Among the many drawbacks from which the inmates of Newgate suffered through the eighteenth and the early part of the nineteenth centuries, was the absence of proper religious and moral instruction. The value of the ministrations of the ordinary, who was the official ghostly adviser, entirely depended upon his personal qualities. Now and again he was an earnest and devoted man, to whom the prisoners might fully open their hearts. More often he was careless and indifferent, satisfied to earn his salary by the slightest and most perfunctory discharge of his sacred duties. There were ordinaries whose fame rested rather upon their powers of
digestion than polemics or pulpit oratory. The Newgate chaplain had to say grace at city banquets, and was sometimes called upon to eat three consecutive dinners without rising from the table. One in particular was noted for his skill in compounding a salad, another for his jovial companionship. But the ordinary took life easy, and beyond conducting the services, did little work. Only when executions were imminent was he especially busy. It behooved him then to collect matter for his account of the previous life and misdeeds of the condemned, and their demeanour at Tyburn; and this, according to contemporary records, led him to get all the information he could from the malefactors who passed through his hands.
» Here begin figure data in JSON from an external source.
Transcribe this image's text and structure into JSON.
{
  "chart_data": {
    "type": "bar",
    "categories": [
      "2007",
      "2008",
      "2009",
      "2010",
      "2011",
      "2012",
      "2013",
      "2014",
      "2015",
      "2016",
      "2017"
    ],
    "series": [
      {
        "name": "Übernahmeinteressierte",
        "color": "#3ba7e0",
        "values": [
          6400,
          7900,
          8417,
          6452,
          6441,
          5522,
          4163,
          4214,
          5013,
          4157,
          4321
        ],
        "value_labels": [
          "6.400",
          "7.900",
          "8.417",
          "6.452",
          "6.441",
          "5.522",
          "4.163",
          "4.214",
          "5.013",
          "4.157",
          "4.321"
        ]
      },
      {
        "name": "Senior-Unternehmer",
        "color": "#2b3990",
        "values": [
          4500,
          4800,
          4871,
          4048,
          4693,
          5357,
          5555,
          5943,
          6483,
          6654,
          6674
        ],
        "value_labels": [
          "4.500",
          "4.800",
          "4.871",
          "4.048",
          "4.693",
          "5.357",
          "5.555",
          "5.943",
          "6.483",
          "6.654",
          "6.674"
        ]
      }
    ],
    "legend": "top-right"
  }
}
But while the official chaplain lacked zeal or religious fervour, there were not wanting others more earnest and enthusiastic to add their unprofessional but devoted efforts to the half-hearted ministrations of the ordinary of Newgate. A prominent figure in the philanthropic annals of Newgate is that of Silas Told, who devoted many years of his life to the spiritual needs of the prisoners. Told's career is full of peculiar interest. He was a pious child; both father and mother were religious folk, and brought him up carefully. According to his own memoirs, when quite an infant he and his sister Dulcibella were wont to wander into the woods and fields to converse about "God and happiness." Told passed through many trials
and vicissitudes in his early years. At thirteen he went to sea as an apprentice, and suffered much ill-usage. He made many voyages to the West Indies and to the Guinea coast, being a horrified and unwilling witness of some of the worst phases of the slave trade. He fell into the hands of piratical Spaniards, was cast away on a reef, saved almost by a miracle, last of all was pressed on board a man-of-war. Here, on board H. M. S. Phœnix his religious tendencies were strengthened by a pious captain, and presently he married and left the sea for ever. After this he became a schoolmaster in Essex, then a clerk and book-keeper in London. Here he came under the influence of John Wesley, and although predisposed against the Methodists, he was profoundly impressed by their leader's preaching. While listening to a sermon by John Wesley on the suddenness of conversion, Told heard another voice say to him, "This is the truth," and from that time forth he became a zealous Methodist.
It was Wesley who led him to prison visitation. He was at that time schoolmaster of the Foundry school, and his call to his long and devoted labours in Newgate were brought about in this wise. "In the year 1744," to quote his own words, "I attended the children one morning at the five o'clock preaching, when Mr. Wesley took his text out of the twenty-fifth chapter of St. Matthew. When he read 'I was sick and in prison, and ye visited me
not,' I was sensible of my negligence in never visiting the prisoners during the course of my life, and was filled with horror of mind beyond expression. This threw me well-nigh into a state of despondency, as I was totally unacquainted with the measures requisite to be pursued for that purpose. However, the gracious God, two or three days after, sent a messenger to me in the school, who informed me of the malefactors that were under sentence of death, and would be glad of any of our friends who could go and pray with them. . . . In consequence, I committed my school to my trusty usher, and went to Newgate."
After this first visit he went there regularly. He described the place twenty-one years later, but still remembered it vividly, as "such an emblem of the infernal pit as he never saw before." However, he struggled bravely on, having a constant pressure upon his mind "to stand up for God in the midst of them," and praying much for wisdom and fortitude. He preached as often as he was permitted to both felons and debtors. But for the first few years, when attending the malefactors, he met with so many repulses from the keeper and ordinary, as well as from the prisoners themselves, that he was often greatly discouraged. "But notwithstanding I more vehemently pressed through all, becoming the more resolute and taking no denial."